Using the function provided by Janez and nag worked fine for SELECTs, but with INSERT and UPDATE the non-ascii characters got converted into question marks. To fix this, I replaced SET CHARACTER SET with SET NAMES (ref: http://dev.mysql.com/doc/refman/5.0/en/charset-connection.html). So the function becomes:
<?php
if (function_exists('mysql_set_charset') === false) {
/**
* Sets the client character set.
*
* Note: This function requires MySQL 5.0.7 or later.
*
* @see http://www.php.net/mysql-set-charset
* @param string $charset A valid character set name
* @param resource $link_identifier The MySQL connection
* @return TRUE on success or FALSE on failure
*/
function mysql_set_charset($charset, $link_identifier = null)
{
if ($link_identifier == null) {
return mysql_query('SET NAMES "'.$charset.'"');
} else {
return mysql_query('SET NAMES "'.$charset.'"', $link_identifier);
}
}
}
?>
Actually, this function is available in client libraries in MySQL 4.1.13 and newer, too. So the real version requirement is MySQL >= 5.0.7 OR, if you're using MySQL 4, then >= 4.1.13.

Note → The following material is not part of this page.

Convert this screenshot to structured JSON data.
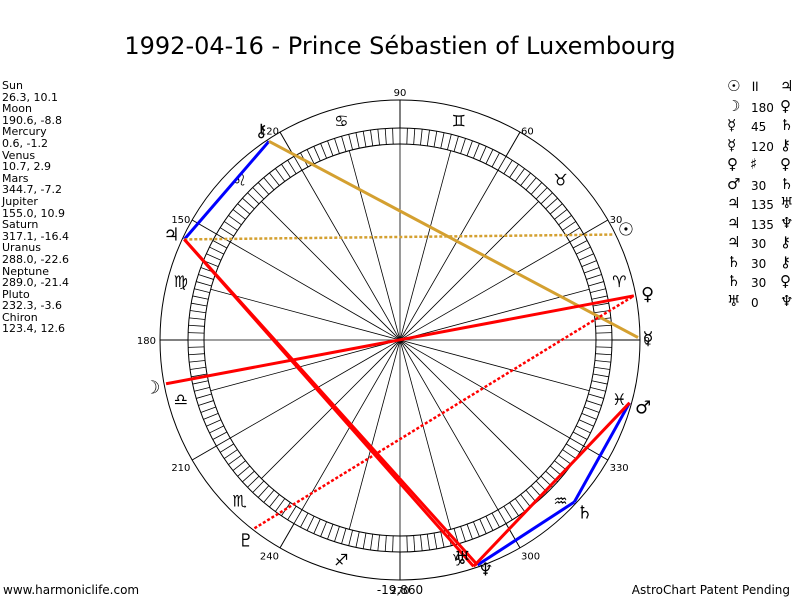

Here's an improved version of Janez R.'s function:
<?php
if (function_exists('mysql_set_charset') === false) {
/**
* Sets the client character set.
*
* Note: This function requires MySQL 5.0.7 or later.
*
* @see http://www.php.net/mysql-set-charset
* @param string $charset A valid character set name
* @param resource $link_identifier The MySQL connection
* @return TRUE on success or FALSE on failure
*/
function mysql_set_charset($charset, $link_identifier = null)
{
if ($link_identifier == null) {
return mysql_query('SET CHARACTER SET "'.$charset.'"');
} else {
return mysql_query('SET CHARACTER SET "'.$charset.'"', $link_identifier);
}
}
}
?>
I assume that this is an equivalent in previous versions of php (add some parameter validation and default values though!):
<?
if (!function_exists('mysql_set_charset')) {
function mysql_set_charset($charset,$dbh)
{
return mysql_query("set names $charset",$dbh);
}
}
?>